Before a federal judge appoints new defense attorneys for former Honolulu police chief Louis Kealoha and his prosecutor wife, Katherine, the couple needs to prove they don’t have the financial means to pay for their own legal defense.

The Kealohas appeared in U.S. District Court on Wednesday for a hearing in which their team of attorneys — Myles Breiner, Kevin Sumida and Gary Modafferi — had asked to be taken off the case and replaced by publicly funded lawyers from a federally approved panel.

The defense attorneys said in a motion filed late Tuesday that the Kealohas have no money to pay for what promises to be a complicated defense and a lengthy legal process.

Retired HPD Chief Louis Kealoha and Katherine Kealoha at District Court.
Retired HPD Chief Louis Kealoha, left, and Katherine Kealoha may be losing their defense attorneys, including Kevin Sumida, right. Cory Lum/Civil Beat

Chief Judge J. Michael Seabright didn’t make a decision on the motion, however, because he wants to ensure the Kealohas are in fact financially eligible to be represented by court-appointed attorneys under the U.S. Criminal Justice Act.

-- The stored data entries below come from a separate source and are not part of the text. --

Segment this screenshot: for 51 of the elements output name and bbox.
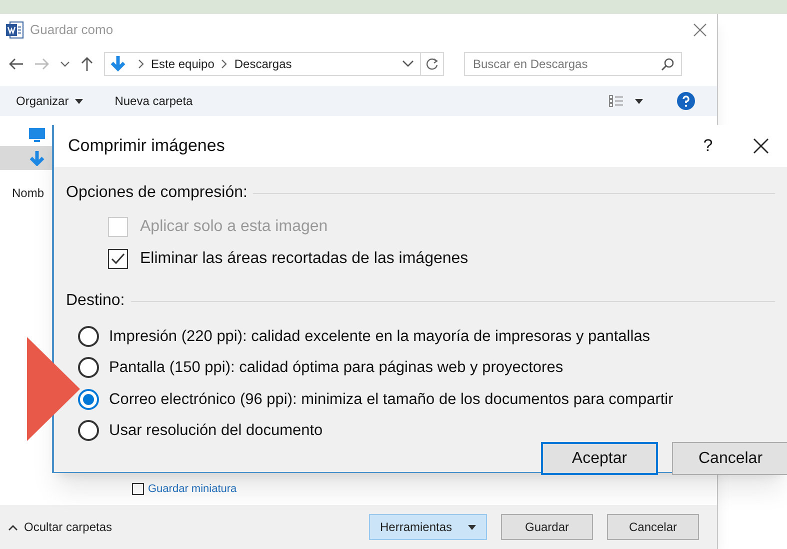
radio-button[interactable] [78, 357, 99, 378]
chevron-icon [220, 59, 228, 69]
help-icon[interactable] [677, 92, 695, 110]
downloads-icon [28, 150, 46, 166]
tools-menu-button[interactable]: Herramientas [369, 514, 487, 540]
radio-label: Pantalla (150 ppi): calidad óptima para páginas web y proyectores [109, 358, 564, 378]
field-label: Nomb [12, 185, 44, 202]
word-app-icon [6, 21, 24, 39]
checkbox[interactable] [108, 249, 128, 269]
radio-button[interactable] [78, 326, 99, 348]
caret-icon [74, 98, 83, 104]
checkbox-label: Aplicar solo a esta imagen [140, 217, 328, 237]
section-heading: Destino: [66, 291, 125, 311]
dialog-button[interactable]: Aceptar [541, 442, 658, 475]
dialog-button[interactable]: Cancelar [607, 514, 699, 540]
caret-icon [468, 524, 476, 530]
caret-icon[interactable] [60, 60, 70, 68]
dialog-button[interactable]: Cancelar [672, 442, 787, 475]
radio-label: Usar resolución del documento [109, 420, 323, 441]
search-field[interactable]: Buscar en Descargas [464, 52, 682, 76]
organize-menu-button[interactable]: Organizar [16, 92, 83, 110]
radio-button[interactable] [78, 388, 99, 410]
sidebar-item[interactable] [0, 146, 52, 170]
close-icon[interactable] [753, 138, 769, 154]
radio-label: Correo electrónico (96 ppi): minimiza el tamaño de los documentos para compartir [109, 390, 674, 410]
checkbox-label: Eliminar las áreas recortadas de las imágenes [140, 249, 468, 269]
check-icon [111, 253, 125, 265]
breadcrumb-item[interactable]: Descargas [234, 55, 292, 73]
breadcrumb-item[interactable]: Este equipo [151, 55, 214, 73]
checkbox[interactable] [132, 482, 144, 495]
address-bar[interactable]: Este equipo Descargas [104, 52, 444, 76]
chevron-icon [137, 59, 145, 69]
window-title: Guardar como [30, 21, 114, 40]
chevron-up-icon [8, 524, 18, 530]
hide-folders-button[interactable]: Ocultar carpetas [8, 518, 112, 536]
refresh-icon[interactable] [426, 58, 438, 70]
view-options-icon[interactable] [609, 95, 645, 107]
search-icon [661, 58, 674, 71]
new-folder-button[interactable]: Nueva carpeta [114, 92, 193, 110]
dialog-button[interactable]: Guardar [501, 514, 593, 540]
radio-label: Impresión (220 ppi): calidad excelente en la mayoría de impresoras y pantallas [109, 327, 650, 347]
radio-button[interactable] [78, 420, 99, 441]
back-arrow-icon[interactable] [8, 57, 24, 71]
help-button[interactable]: ? [693, 133, 723, 159]
download-arrow-icon [109, 55, 127, 73]
computer-icon [28, 126, 46, 142]
dropdown-chevron-icon[interactable] [402, 60, 414, 68]
up-arrow-icon[interactable] [80, 56, 94, 72]
section-heading: Opciones de compresión: [66, 183, 248, 203]
checkbox-label: Guardar miniatura [148, 482, 237, 496]
dialog-title: Comprimir imágenes [68, 135, 226, 158]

He gave the Kealohas until Thursday to submit a financial disclosure form to the court, at which point he is expected to make a decision. That disclosure will be filed under seal.

But Seabright also made clear he wasn’t happy about inaccurate assertions Breiner, Sumida and Modafferi made that the U.S. government had frozen the Kealohas’ assets and prevented them from getting loans to pay for their own legal defense.

He said the bond agreements don’t prevent the Kealohas for applying for loans so long as there’s approval from the court.

He also questioned Sumida about a $700,000 lien his law firm has on a home the Kealohas own in Hawaii Kai that has an assessed value of about $1.24 million. The government has identified that same property for asset forfeiture.

“We need to be honest and have some integrity here,” Seabright said.

The judge additionally noted that Louis Kealoha, who retired from the Honolulu Police Department in February with a $250,000 cash payout, has a pension, which is estimated to give him up to $150,000 a year plus benefits.

Katherine Kealoha, on the other hand, is on unpaid leave from the Honolulu Prosecuting Attorney’s Office.

Seabright made it clear that he intends to keep a tight rein on the case as it moves forward, which includes doing what he can to limit delays.

There are a total of six co-defendants in the case, including the Kealohas, who face a variety of charges related to conspiracy, obstruction of justice and bank fraud.

The others are Derek Hahn, Minh-Hung “Bobby” Nguyen, Gordon Shiraishi and Daniel Sellers, all of whom are current or former police officers.

Hahn, Nguyen, Shiraishi and Sellers are accused of working with the Kealohas to frame Katherine Kealoha’s uncle, Gerard Puana, for the theft of their mailbox and then trying to cover up the conspiracy once the FBI and others began investigating.

The Kealohas are also charged with bank fraud and other financial crimes, including identity theft, that targeted Puana and his elderly mother as well as two children who Katherine Kealoha represented in a guardianship matter after their father died.

All six defendants have pleaded not guilty to the charges.